Mutti, in einer bis zum Halse zuenen senkrecht gestreiften Muttibluse und mit Lippenstift angemalenem Munde sagt ala 'genießerisch‘: „Mhmm, Opa, echt was für Feinschmecker.“ Worauf du den Enkel anstupsest und ala 'augenzwinkernd‘ sagst: „Tjaa...!“ Was Mutti zur Frage veranlaßt: „Ist was mit euer Grünkerncreme?“ Worauf der Bub ala 'haspel-stotter‘ sagt: „Äh, mhm, ah, die ist nich von Opa, äh, nich von Knorr.“ Da sagt Mutti ganz 'spielerisch-verschmitzt -vorwurfsvoll‘: „Mhhhmmmmm ...!“ Und dann gehst du, Knorr -Grünkerncreme-Opa, während der Grünkerncremesound aufzieht und ein Sprecher des Hauses Knorr mit positiven vibrations in der Stimme sagt: „Mit Knorr bringt man gute Ideen auf den Tisch“, 'spielerisch-verschmitzt-verschämt-ertappt‘ in dich. Ende.
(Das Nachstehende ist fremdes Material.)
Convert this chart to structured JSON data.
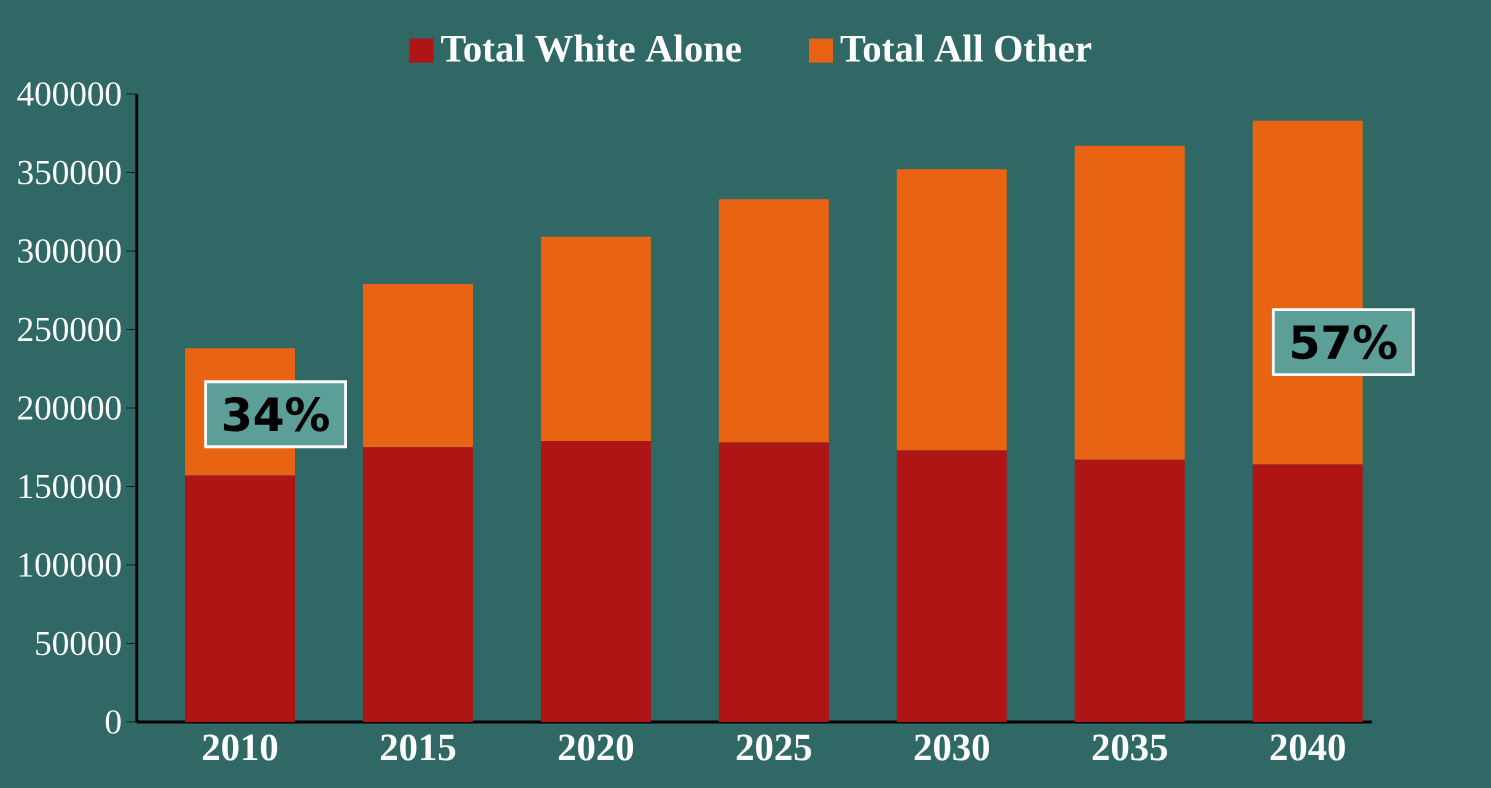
{
  "chart_data": {
    "type": "bar",
    "stacked": true,
    "categories": [
      "2010",
      "2015",
      "2020",
      "2025",
      "2030",
      "2035",
      "2040"
    ],
    "series": [
      {
        "name": "Total White Alone",
        "color": "#b01515",
        "values": [
          157000,
          175000,
          179000,
          178000,
          173000,
          167000,
          164000
        ]
      },
      {
        "name": "Total All Other",
        "color": "#e86412",
        "values": [
          81000,
          104000,
          130000,
          155000,
          179000,
          200000,
          219000
        ]
      }
    ],
    "ylim": [
      0,
      400000
    ],
    "yticks": [
      0,
      50000,
      100000,
      150000,
      200000,
      250000,
      300000,
      350000,
      400000
    ],
    "grid": false,
    "legend": "top",
    "annotations": [
      "34%",
      "57%"
    ]
  }
}
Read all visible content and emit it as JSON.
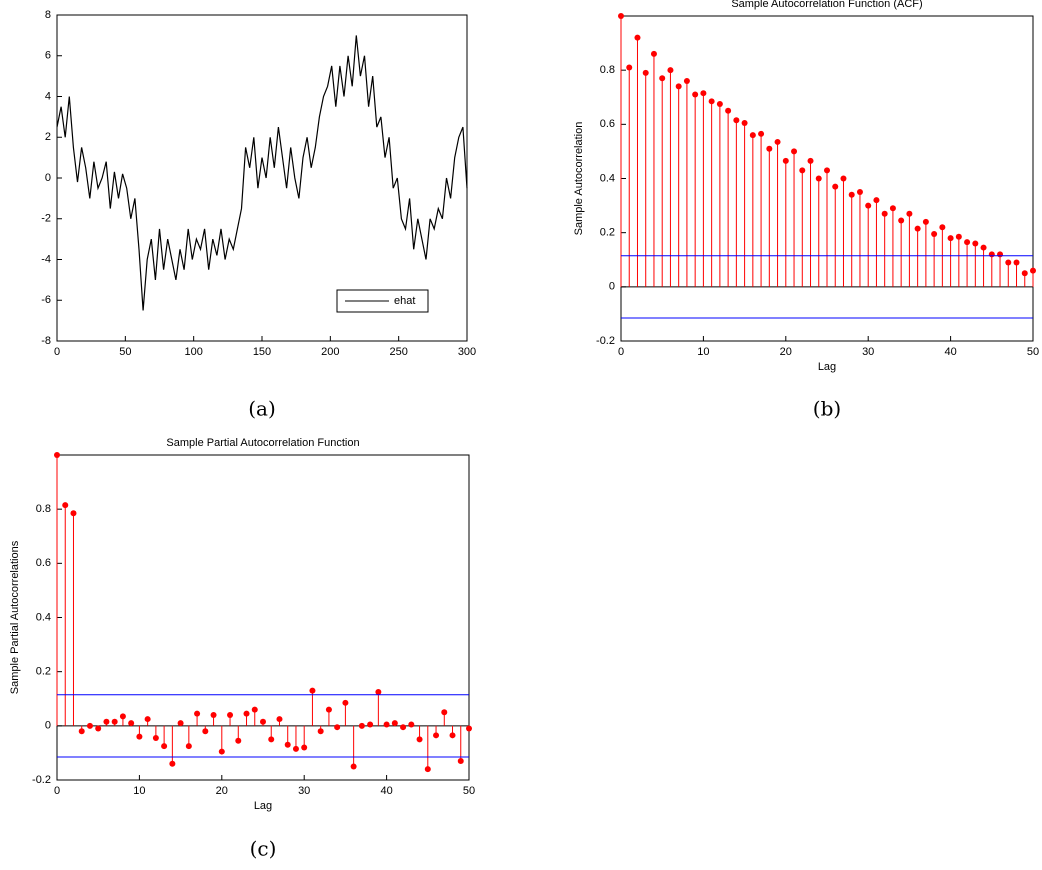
{
  "chart_data": [
    {
      "type": "line",
      "caption": "(a)",
      "x": [
        0,
        3,
        6,
        9,
        12,
        15,
        18,
        21,
        24,
        27,
        30,
        33,
        36,
        39,
        42,
        45,
        48,
        51,
        54,
        57,
        60,
        63,
        66,
        69,
        72,
        75,
        78,
        81,
        84,
        87,
        90,
        93,
        96,
        99,
        102,
        105,
        108,
        111,
        114,
        117,
        120,
        123,
        126,
        129,
        132,
        135,
        138,
        141,
        144,
        147,
        150,
        153,
        156,
        159,
        162,
        165,
        168,
        171,
        174,
        177,
        180,
        183,
        186,
        189,
        192,
        195,
        198,
        201,
        204,
        207,
        210,
        213,
        216,
        219,
        222,
        225,
        228,
        231,
        234,
        237,
        240,
        243,
        246,
        249,
        252,
        255,
        258,
        261,
        264,
        267,
        270,
        273,
        276,
        279,
        282,
        285,
        288,
        291,
        294,
        297,
        300
      ],
      "series": [
        {
          "name": "ehat",
          "color": "#000000",
          "values": [
            2.5,
            3.5,
            2,
            4,
            1.5,
            -0.2,
            1.5,
            0.5,
            -1,
            0.8,
            -0.5,
            0,
            0.8,
            -1.5,
            0.3,
            -1,
            0.2,
            -0.5,
            -2,
            -1,
            -3.5,
            -6.5,
            -4,
            -3,
            -5,
            -2.5,
            -4.5,
            -3,
            -4,
            -5,
            -3.5,
            -4.5,
            -2.5,
            -4,
            -3,
            -3.5,
            -2.5,
            -4.5,
            -3,
            -3.8,
            -2.5,
            -4,
            -3,
            -3.5,
            -2.5,
            -1.5,
            1.5,
            0.5,
            2,
            -0.5,
            1,
            0,
            2,
            0.5,
            2.5,
            1,
            -0.5,
            1.5,
            0,
            -1,
            1,
            2,
            0.5,
            1.5,
            3,
            4,
            4.5,
            5.5,
            3.5,
            5.5,
            4,
            6,
            4.5,
            7,
            5,
            6,
            3.5,
            5,
            2.5,
            3,
            1,
            2,
            -0.5,
            0,
            -2,
            -2.5,
            -1,
            -3.5,
            -2,
            -3,
            -4,
            -2,
            -2.5,
            -1.5,
            -2,
            0,
            -1,
            1,
            2,
            2.5,
            -0.5
          ]
        }
      ],
      "xlim": [
        0,
        300
      ],
      "xticks": [
        0,
        50,
        100,
        150,
        200,
        250,
        300
      ],
      "ylim": [
        -8,
        8
      ],
      "yticks": [
        -8,
        -6,
        -4,
        -2,
        0,
        2,
        4,
        6,
        8
      ],
      "legend": "lower right"
    },
    {
      "type": "stem",
      "title": "Sample Autocorrelation Function (ACF)",
      "xlabel": "Lag",
      "ylabel": "Sample Autocorrelation",
      "caption": "(b)",
      "color": "#ff0000",
      "bounds_color": "#0000ff",
      "values": [
        1.0,
        0.81,
        0.92,
        0.79,
        0.86,
        0.77,
        0.8,
        0.74,
        0.76,
        0.71,
        0.715,
        0.685,
        0.675,
        0.65,
        0.615,
        0.605,
        0.56,
        0.565,
        0.51,
        0.535,
        0.465,
        0.5,
        0.43,
        0.465,
        0.4,
        0.43,
        0.37,
        0.4,
        0.34,
        0.35,
        0.3,
        0.32,
        0.27,
        0.29,
        0.245,
        0.27,
        0.215,
        0.24,
        0.195,
        0.22,
        0.18,
        0.185,
        0.165,
        0.16,
        0.145,
        0.12,
        0.12,
        0.09,
        0.09,
        0.05,
        0.06
      ],
      "bounds": [
        0.115,
        -0.115
      ],
      "xlim": [
        0,
        50
      ],
      "xticks": [
        0,
        10,
        20,
        30,
        40,
        50
      ],
      "ylim": [
        -0.2,
        1
      ],
      "yticks": [
        -0.2,
        0,
        0.2,
        0.4,
        0.6,
        0.8
      ]
    },
    {
      "type": "stem",
      "title": "Sample Partial Autocorrelation Function",
      "xlabel": "Lag",
      "ylabel": "Sample Partial Autocorrelations",
      "caption": "(c)",
      "color": "#ff0000",
      "bounds_color": "#0000ff",
      "values": [
        1,
        0.815,
        0.785,
        -0.02,
        0,
        -0.01,
        0.015,
        0.015,
        0.035,
        0.01,
        -0.04,
        0.025,
        -0.045,
        -0.075,
        -0.14,
        0.01,
        -0.075,
        0.045,
        -0.02,
        0.04,
        -0.095,
        0.04,
        -0.055,
        0.045,
        0.06,
        0.015,
        -0.05,
        0.025,
        -0.07,
        -0.085,
        -0.08,
        0.13,
        -0.02,
        0.06,
        -0.005,
        0.085,
        -0.15,
        0,
        0.005,
        0.125,
        0.005,
        0.01,
        -0.005,
        0.005,
        -0.05,
        -0.16,
        -0.035,
        0.05,
        -0.035,
        -0.13,
        -0.01
      ],
      "bounds": [
        0.115,
        -0.115
      ],
      "xlim": [
        0,
        50
      ],
      "xticks": [
        0,
        10,
        20,
        30,
        40,
        50
      ],
      "ylim": [
        -0.2,
        1
      ],
      "yticks": [
        -0.2,
        0,
        0.2,
        0.4,
        0.6,
        0.8
      ]
    }
  ]
}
Abend für Abend trittst du in dieser Grünkerncremeposse auf, ein altersweises Arschgesicht, das sich seines durchschlagenden agitatorischen Erfolges bei der Masse verpflegungsbequemer Tütensuppenkasper sicher sein darf. Aber, Knorr-Grünkerncreme-Opa, wir haben unlängst deinen Kollegen vom Bonbon-Spot „Werthers Echte“, auch so ein vermeintlich liebenswürdiger Keinerfliegewaszuleidetuer, als einen ehemaligen Winterhilfswerk-Sonderkorrespondenten des Goebbels-Blattes „Das Reich“ entlarvt, und nun reißen wir dir die Hosenträger + die Schürze + die Fliege + die Schubertbrille die Tarnung vom Leibe! Daß du den Mann von Mutti, die zu blöd ist, 'ist was mit euRer Grünkerncreme?‘ (statt euer) zu fragen und sich (ekelhaft!) mit angemalenem Munde an den Eßtisch setzet, mit einer umgestandnen Fischkonserve vergiftet hast, weil du auf deine alten Sacktage noch spitz wie Lumpi auf dieses Blusentier bist Privatsache, geschenkt. Aber daß du 1943 Eintopfverbindungsoffizier der SS auf der Napola zu Sonthofen warst und daß du 1944 als Kommandeur einer Drillingsflakeinheit Fünfzehn-, ja Vierzehnjährige beim Runterholen uns vom Faschismus befreien wollender Royal-Air -Force-Flieger verheizt und verschlissen hast, das streichen wir Dir heute dick aufs Butterbrot. 1945 tauchtest du dann in Oberbayern unter, als Ährenleser und Kartoffelkäfersammler, bis du, im Zuge der Adenauerschen Restauration, als „Chef des 4. Gangs“ demokratisch heulenden NS-Wölfen wie Heusinger, Speidel, Globke, Oberländer und Lübke im Bundestagsrestaurant auftischtest. Wir haben hiermit den Deckel des Dossiers über dich, SS -Obersturmbannführer Knorr alias Grünkerncreme-Opa, nur ein bißchen gelupft. Aber wir können auch ganz auspacken, wenn du nicht freiwillig aus dem Vorabendprogramm abtrittst. Wir haben dich unterm 20.Juli zur Wiedervorlage eingetragen. Hast du bis dahin den scheinheiligen Schneebesen nicht aus der Hand gelegt, tischen wir Dir, Grünkerncreme-Opa, deine ganze schmählichmistige kackbraune Vergangenheit auf. Und die ist nicht nach gutem Appetit!